Forbes new biennial MBA rankings of U.S. and non-U.S. schools dribbled out of the magazine this week, attracting the customary attention that all such lists draw. Sadly, though, the presentation of these lists and the accompanying stories show still more evidence of traditional media’s woeful decline.
Forbes obviously invests a lot to get this ranking done. The magazine says it surveyed 16,000 MBA alums at more than 100 schools around the world. It then crunched the data it received from some 4,800 respondents, 30% of the sample, to come up with a ranking based on return-on-investment five years after graduation. It’s an ambitious project worth thoughtful analysis and coverage.
But you won’t get any of that from Forbes.
The main story describing the results of the ranking is a poorly written and poorly organized article, something you are more apt to see in a mediocre high school newspaper. In that story only one change in the new ranking is cited: Harvard displacing Stanford as the number one school. There is no explanation why.
Of the ten skimpy paragraphs in this primary story, only two even address the ranking itself. Most of the story is a grab bag of often unrelated statistics reported elsewhere by other organizations from the Graduate Management Admission Council or Universum, the consulting firm, or useless information. Not a single person was quoted in the story, perhaps because no one was interviewed for it.
And the publication’s explanation of its methodology for the project, appearing in a one-paragraph story, is incomplete and unclear. Example: “We adjusted the median ‘5-year MBA Gain’ for cost of living expenses and discounted their earnings gains using a rate tied to money market yields.” What exactly that means is open to question. There is no example that shows these adjustments in practice. Nor is there any further explanation about what Forbes means by adjusting numbers for “cost of living expenses.” The magazine says it also “discounted tuition to account for students who pay in-state rates and for the non-repayable financial aid that schools dole out.” Forbes does not say how these adjustments impact a school’s ranking. It also fails to report where it gets the data on “financial aid.” Some schools decline to report how much they give in scholarship money, making it impossible to fairly do what Forbes says it is doing.

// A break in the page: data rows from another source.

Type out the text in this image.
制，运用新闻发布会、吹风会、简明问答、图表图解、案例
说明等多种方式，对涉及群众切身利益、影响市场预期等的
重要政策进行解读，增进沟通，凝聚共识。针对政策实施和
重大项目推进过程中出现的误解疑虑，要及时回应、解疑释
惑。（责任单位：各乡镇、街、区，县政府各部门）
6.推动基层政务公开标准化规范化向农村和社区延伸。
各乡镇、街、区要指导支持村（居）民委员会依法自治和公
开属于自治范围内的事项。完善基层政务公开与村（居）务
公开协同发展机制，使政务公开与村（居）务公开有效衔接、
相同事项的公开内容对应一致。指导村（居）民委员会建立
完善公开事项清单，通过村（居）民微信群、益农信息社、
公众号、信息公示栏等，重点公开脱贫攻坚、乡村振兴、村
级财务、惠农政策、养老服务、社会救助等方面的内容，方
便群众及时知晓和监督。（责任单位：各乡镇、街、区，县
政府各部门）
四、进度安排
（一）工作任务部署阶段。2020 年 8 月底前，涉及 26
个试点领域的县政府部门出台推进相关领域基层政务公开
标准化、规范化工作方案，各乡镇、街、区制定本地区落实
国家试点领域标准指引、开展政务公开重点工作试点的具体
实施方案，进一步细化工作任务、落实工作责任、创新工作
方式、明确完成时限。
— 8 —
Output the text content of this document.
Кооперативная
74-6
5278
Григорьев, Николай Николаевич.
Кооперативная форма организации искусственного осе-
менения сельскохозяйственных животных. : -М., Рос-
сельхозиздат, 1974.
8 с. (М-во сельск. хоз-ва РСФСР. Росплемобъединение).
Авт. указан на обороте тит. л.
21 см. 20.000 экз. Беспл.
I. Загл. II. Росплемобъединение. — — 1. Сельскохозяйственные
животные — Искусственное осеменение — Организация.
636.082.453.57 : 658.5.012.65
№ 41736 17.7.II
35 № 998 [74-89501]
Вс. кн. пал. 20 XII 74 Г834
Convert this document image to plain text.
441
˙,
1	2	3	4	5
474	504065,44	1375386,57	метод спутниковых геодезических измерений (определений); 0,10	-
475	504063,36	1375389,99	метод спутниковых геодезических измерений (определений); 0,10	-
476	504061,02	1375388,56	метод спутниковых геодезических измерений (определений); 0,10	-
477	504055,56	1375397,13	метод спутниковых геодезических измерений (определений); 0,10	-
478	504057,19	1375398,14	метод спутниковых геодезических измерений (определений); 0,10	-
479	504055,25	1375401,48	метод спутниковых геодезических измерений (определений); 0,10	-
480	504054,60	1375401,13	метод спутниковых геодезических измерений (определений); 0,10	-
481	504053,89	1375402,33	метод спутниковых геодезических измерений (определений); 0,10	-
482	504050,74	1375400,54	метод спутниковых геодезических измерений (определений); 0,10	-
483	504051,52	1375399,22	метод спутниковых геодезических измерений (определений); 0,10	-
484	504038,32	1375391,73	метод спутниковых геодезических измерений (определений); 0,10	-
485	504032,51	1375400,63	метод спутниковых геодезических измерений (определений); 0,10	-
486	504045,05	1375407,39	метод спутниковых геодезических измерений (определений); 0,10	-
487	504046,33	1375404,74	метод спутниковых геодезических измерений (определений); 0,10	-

Even worse, however, is the magazine’s release of its rankings for non-U.S. schools. Forbes wisely separates these rankings into two lists: one for one-year programs and another for two-year programs because the opportunity costs of these programs differ greatly. But this year, Forbes only makes this data available in sloppy slideshows thrown together obviously for the sake of increasing its web traffic. The one-year gallery of best business schools mistakenly includes a slide on NASCAR and also has No. 6 ranked Oxford out of order with No. 5 ranked Cambridge. The two-year gallery of best business schools has No. 2 ranked Manchester out of order with No. 3 ranked IESE as well.
The biggest problem, however, is that the slides contain no data whatsoever–just a handout photograph of a school and its latest rank. Forbes doesn’t even bother to inform readers of the return-on-investment calculation on which the ranking is based, the payback period, or any other basic information including salaries five years out or its estimate of the cost of the degree. And, as it has in prevous surveys, there is no mention of what a school’s previous rank had been. So readers can’t tell if a school is doing better or worse based on Forbes’ analysis.
What about the quality of the story accompaning these slide shows? None exists.